Why does it seem that we have to finally language our sex in ‘masculine’ terms in order to validate our sexuality? Of course some women will become more lubricated than others when aroused or when reaching a climax and yes that lubricant or liquid may squirt but why are we even comparing it to male ejaculation? Couldn’t we have found our own unique term? You know how the anthropologists and scientists claim that space is man’s final frontier? Well is ejaculation ours? I mean, can we finally now be considered sexual equals with men since we can “ejaculate” together?! Of course you get my drift . . .

These questions are of course designed to make us reflect on the money-making business female sexuality has become. It seems a social given that men will have sex, experience pleasure, ejaculate, procreate at times if the conditions are right, (no big deal) while the female seems doomed forever to jumping on new bandwagons of new sexual frontiers. It is not that I’m suggesting that sexuality is not dynamic and worthy of investigation and discussion; why ever else would I write this blog? What I’m weary of is the underlying suggestion that we women have to learn just one more thing to be sexually fulfilled; and it’s very often something suggested by a man! Boy, are we strangers to our own vaginas!

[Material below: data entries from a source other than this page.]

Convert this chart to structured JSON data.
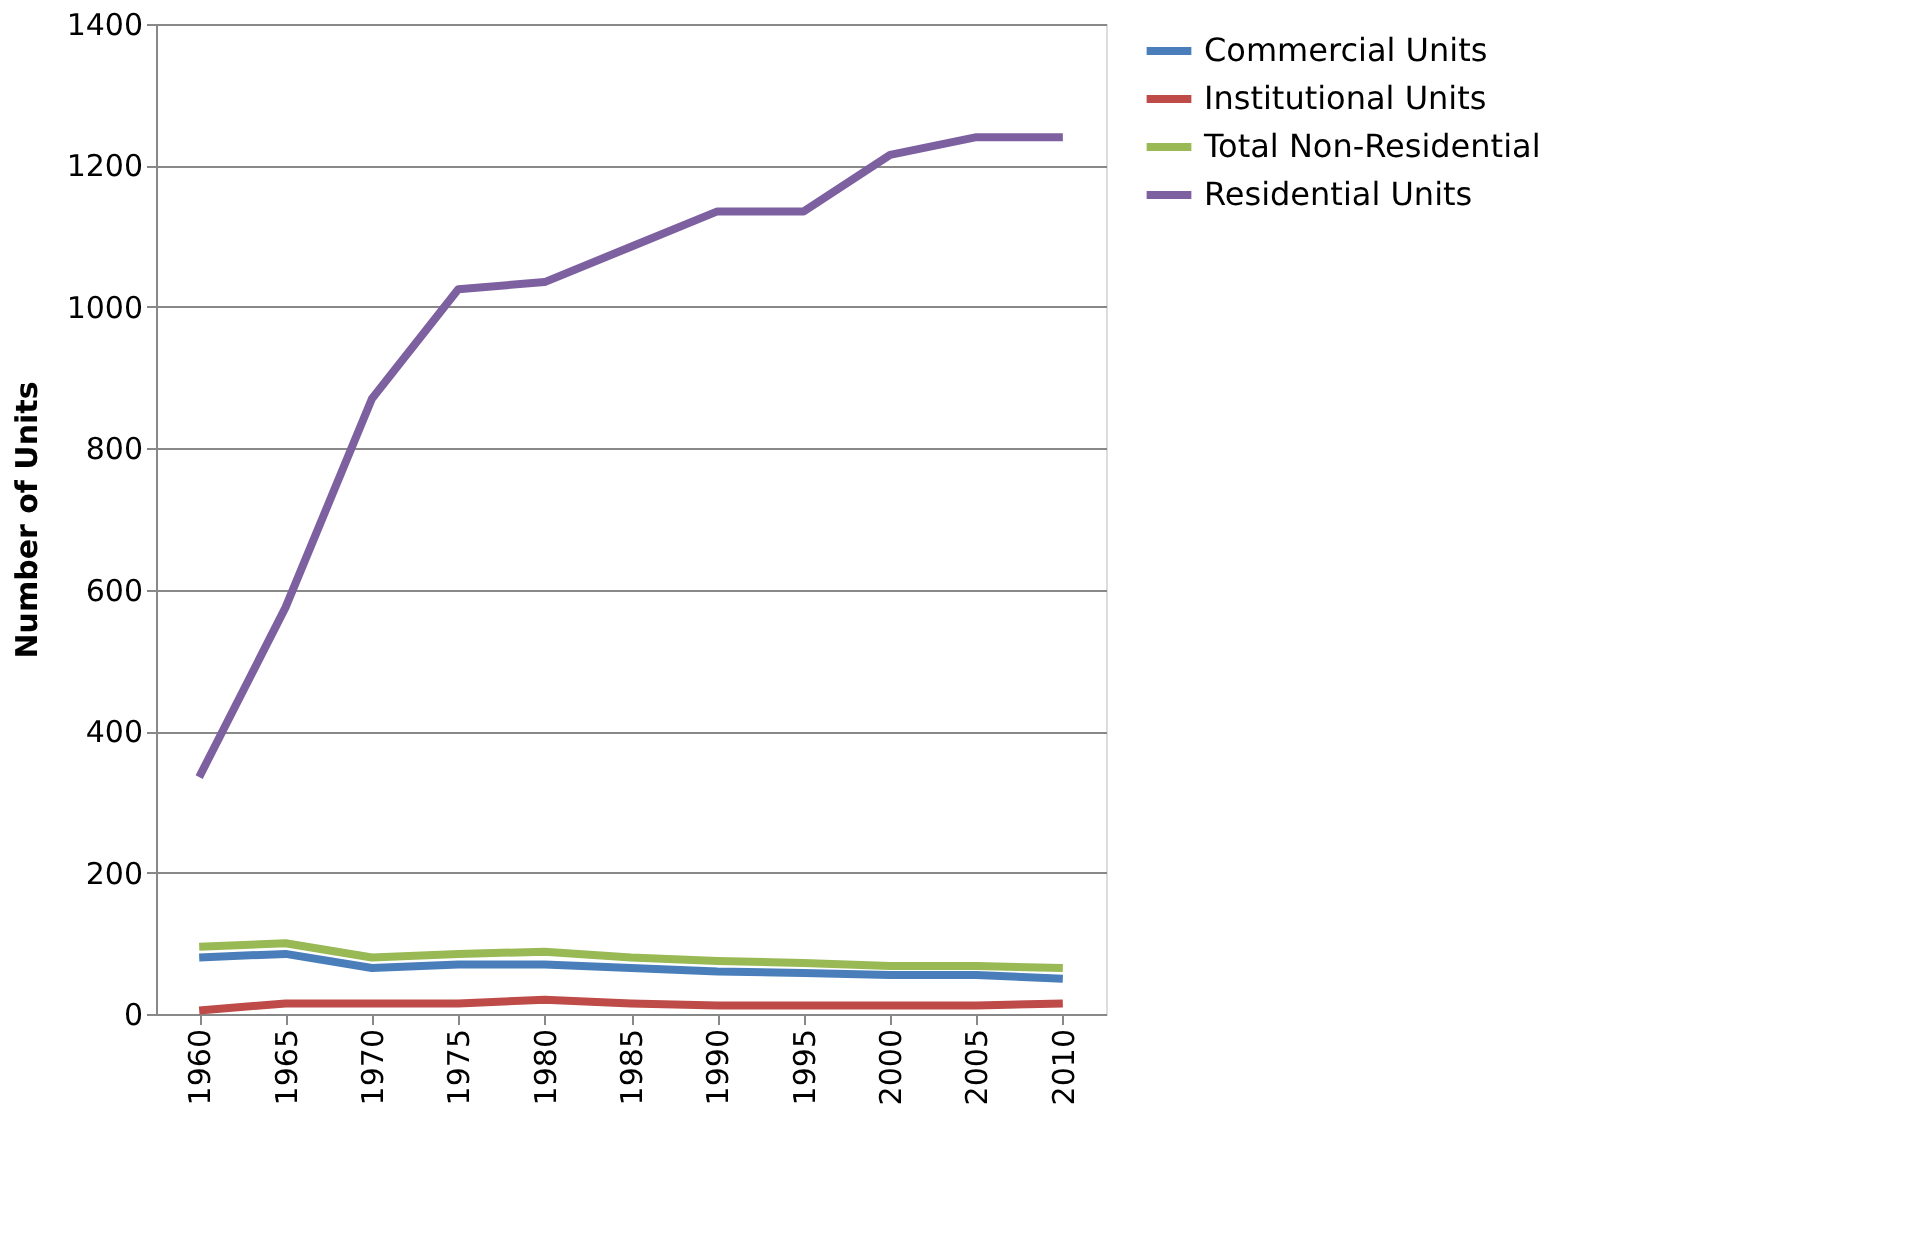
{
  "chart_data": {
    "type": "line",
    "ylabel": "Number of Units",
    "categories": [
      "1960",
      "1965",
      "1970",
      "1975",
      "1980",
      "1985",
      "1990",
      "1995",
      "2000",
      "2005",
      "2010"
    ],
    "series": [
      {
        "name": "Commercial Units",
        "color": "#4a7ebb",
        "values": [
          80,
          85,
          65,
          70,
          70,
          65,
          60,
          58,
          55,
          55,
          50
        ]
      },
      {
        "name": "Institutional Units",
        "color": "#be4b48",
        "values": [
          5,
          15,
          15,
          15,
          20,
          15,
          12,
          12,
          12,
          12,
          15
        ]
      },
      {
        "name": "Total Non-Residential",
        "color": "#98b954",
        "values": [
          95,
          100,
          80,
          85,
          88,
          80,
          75,
          72,
          68,
          68,
          65
        ]
      },
      {
        "name": "Residential Units",
        "color": "#7d60a0",
        "values": [
          335,
          575,
          870,
          1025,
          1035,
          1085,
          1135,
          1135,
          1215,
          1240,
          1240
        ]
      }
    ],
    "ylim": [
      0,
      1400
    ],
    "yticks": [
      0,
      200,
      400,
      600,
      800,
      1000,
      1200,
      1400
    ],
    "grid": "y",
    "legend": "right",
    "marker": "none",
    "line_style": "solid"
  }
}
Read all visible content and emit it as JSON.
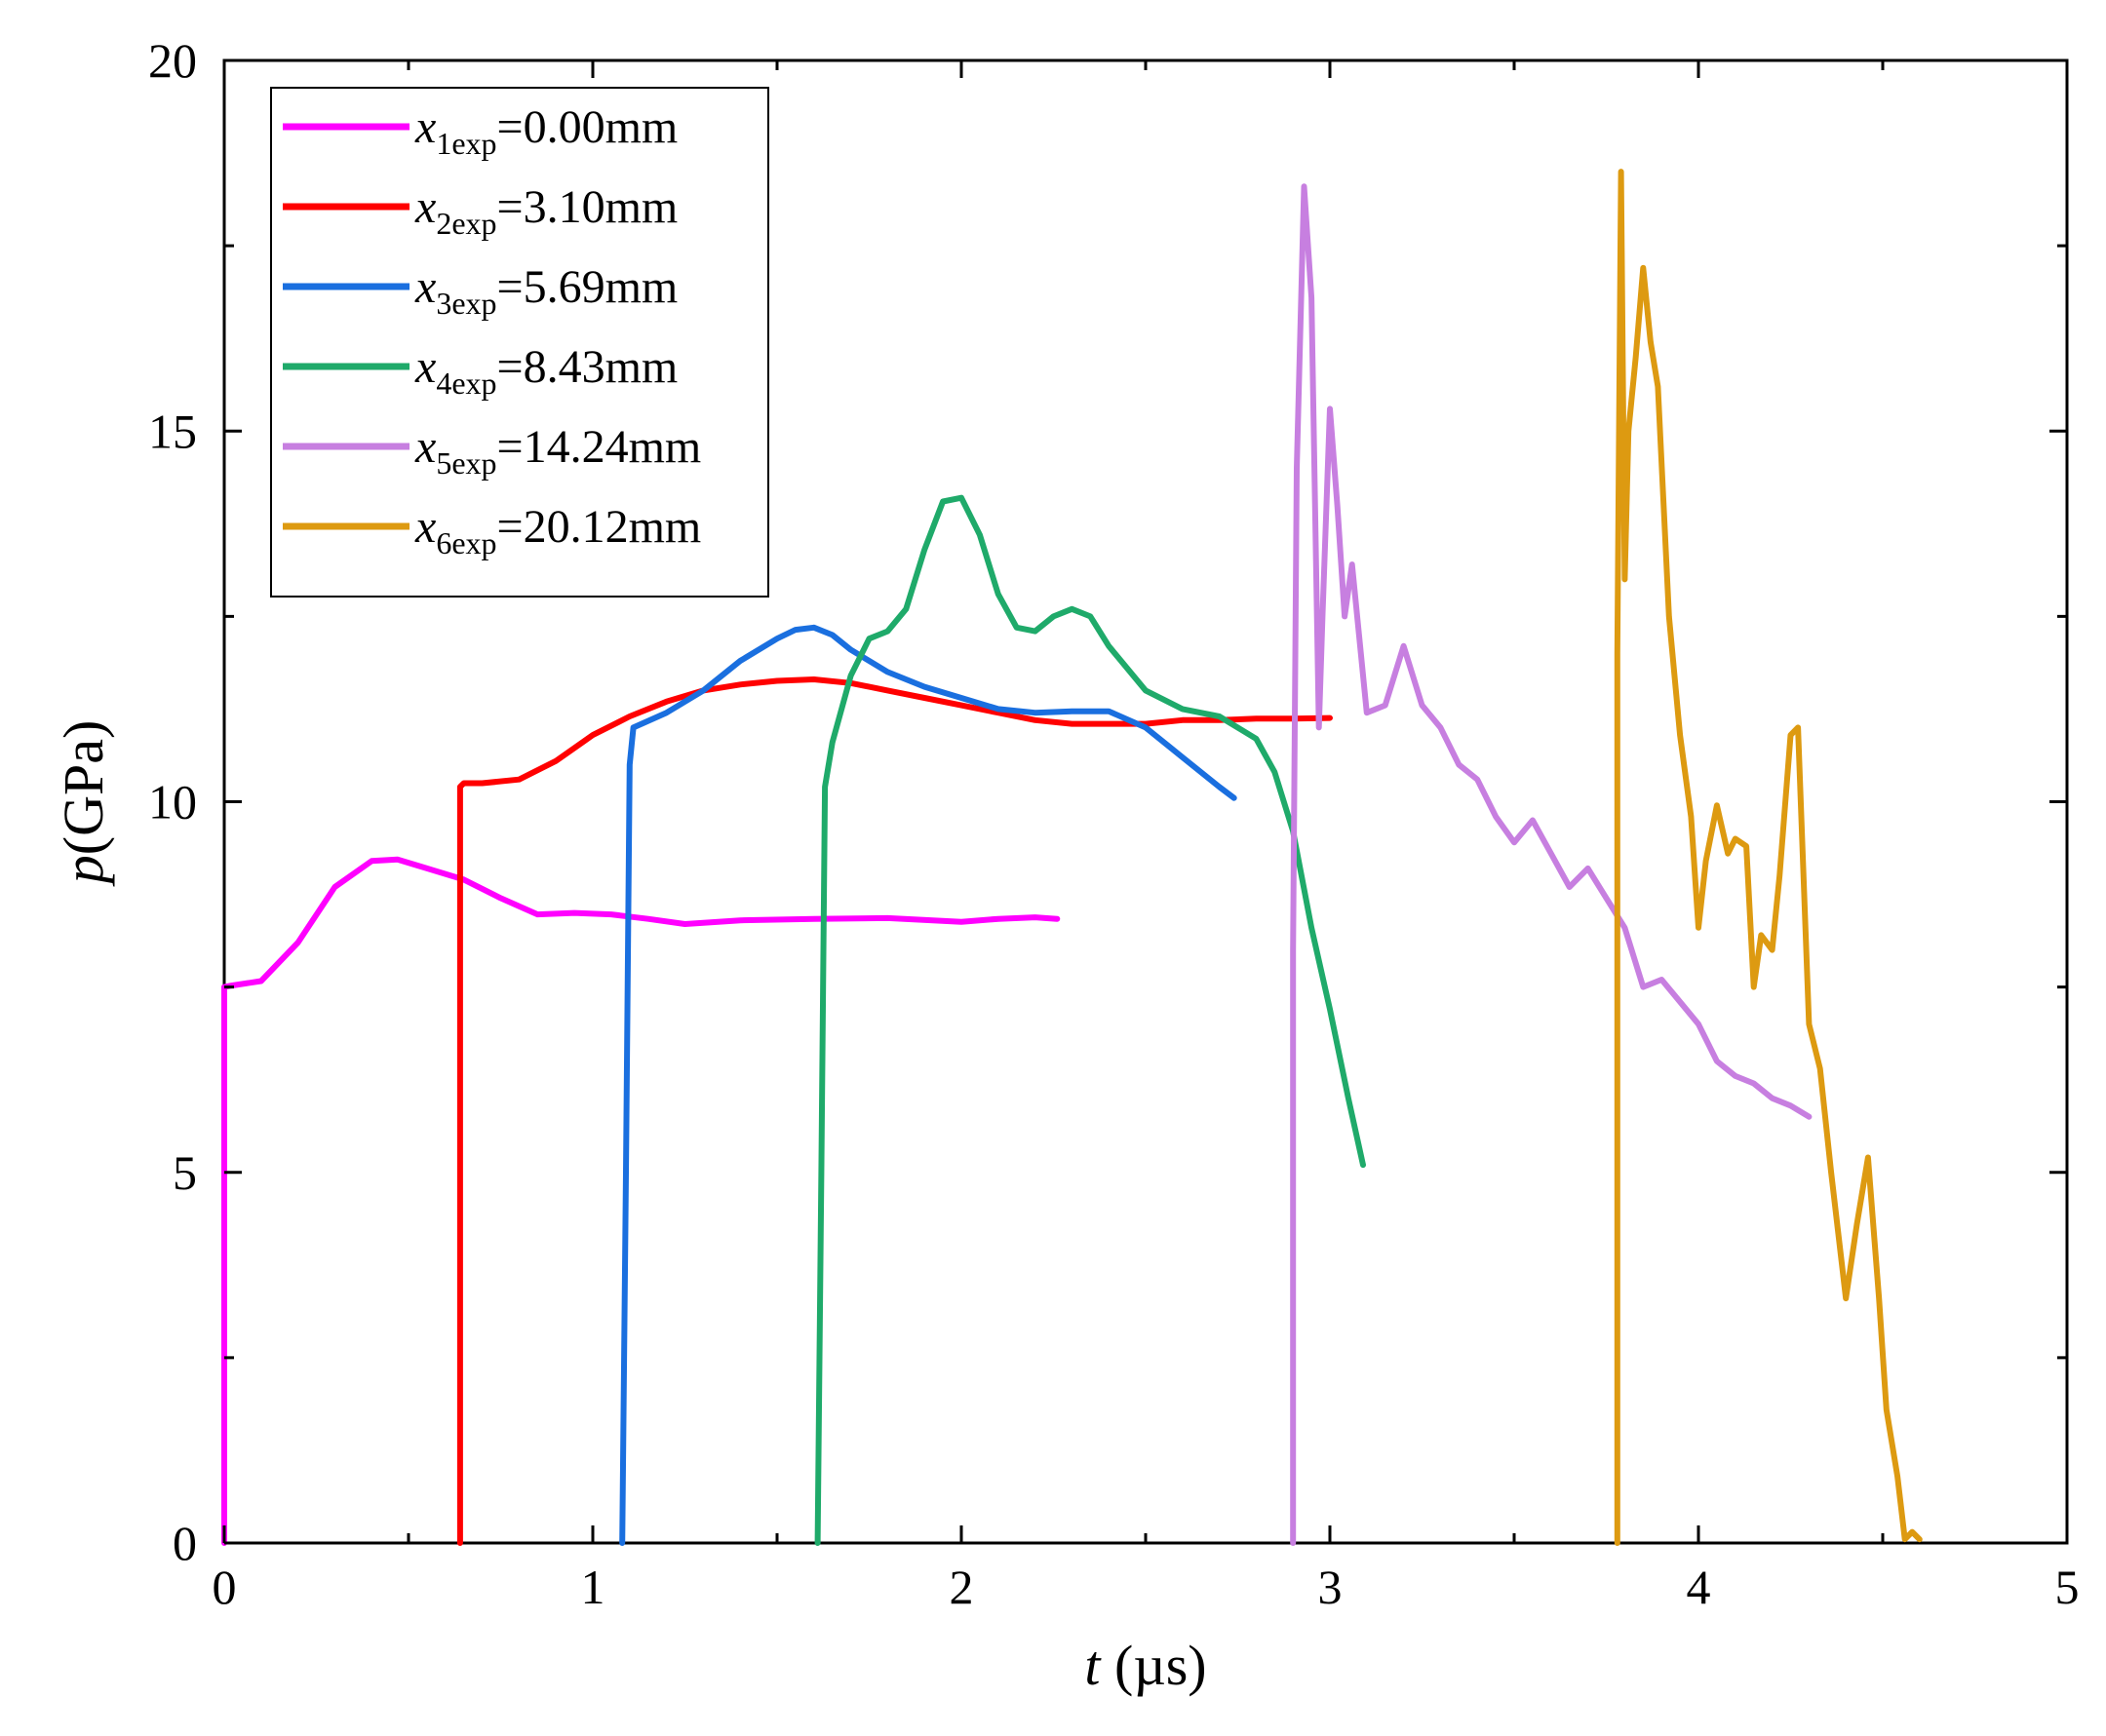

So the next time you read or hear that you have to be “trained” to ejaculate so that you could rightfully enter this latest frontier of a female sexual utopia; pause long enough to examine the sex you’re having now. Do you enjoy the closeness of your spouse? Are you orgasmic? Are you having enough sex? Does your sexuality extend beyond mere penile-vaginal interfacing? How could you make your sex-life better? Answer those questions truthfully and engage in dialogue with your spouse before you jump on the “shejaculation” bandwagon and imbibe feelings of sexual inferiority because you’ve never had one.

And of course, if you choose to investigate this theory; well that’s entirely up to you. Happy searching!